Christo’s projects — from the wrapping of the ReichstagParliament building in Berlin in 1995 to “The Gates,” a meandering path of orange awnings through Central Park in New York in 2005 — have often generated heated debate in advance of their creation.
“We are elated,” Christo said. “Every artist in the world likes his or her work to make people think. Imagine how many people were thinking, how many professionals were thinking and writing in preparing that environmental impact statement.”
Permits are still needed from Fremont and Chaffee Counties, the Colorado Department of Transportation and the State Patrol. But Christo emphasized that those agencies had been working with the federal government all through the environmental impact study and were involved in shaping the mitigation measures included in Monday’s decision.
Federal officials said that “Over the River” could generate $121 million in economic output and draw 400,000 visitors, both during the construction — which could become its own tourist event — and the display itself.

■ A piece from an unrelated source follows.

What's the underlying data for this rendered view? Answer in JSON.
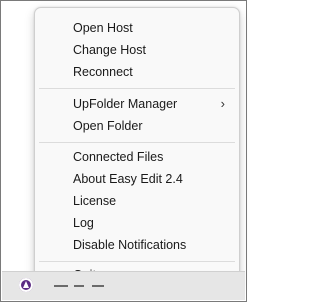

Points of contention and controversy ranged from road safety in the narrow canyon highway through the installation zone, which extends from the towns of Salida to Cañon City, to potential impacts on wildlife, especially on the Rocky Mountain bighorn sheep that habituate the Arkansas River canyon and are Colorado’s state mammal.
In May, the Colorado Wildlife Commission, an advisory panel to the state’s Division of Parks and Wildlife, urged federal officials to reject Christo’s proposal, specifically citing its concerns about the sheep, and whether the chaos and traffic of construction could keep them from crucial water sources. A local opposition group complained in August that federal regulators were being unduly swayed by Christo, and that phrases like “artistic vision” in the impact study, rather than neutral terms like “proposed project,” suggested a predisposition to let him have his way.
The decision announced Monday spelled out measures to protect the sheep, including restricting activity in lambing season and a Bighorn Sheep Adaptive Management Fund, paid for by Christo, who is covering the full cost of the project via the sale of his work.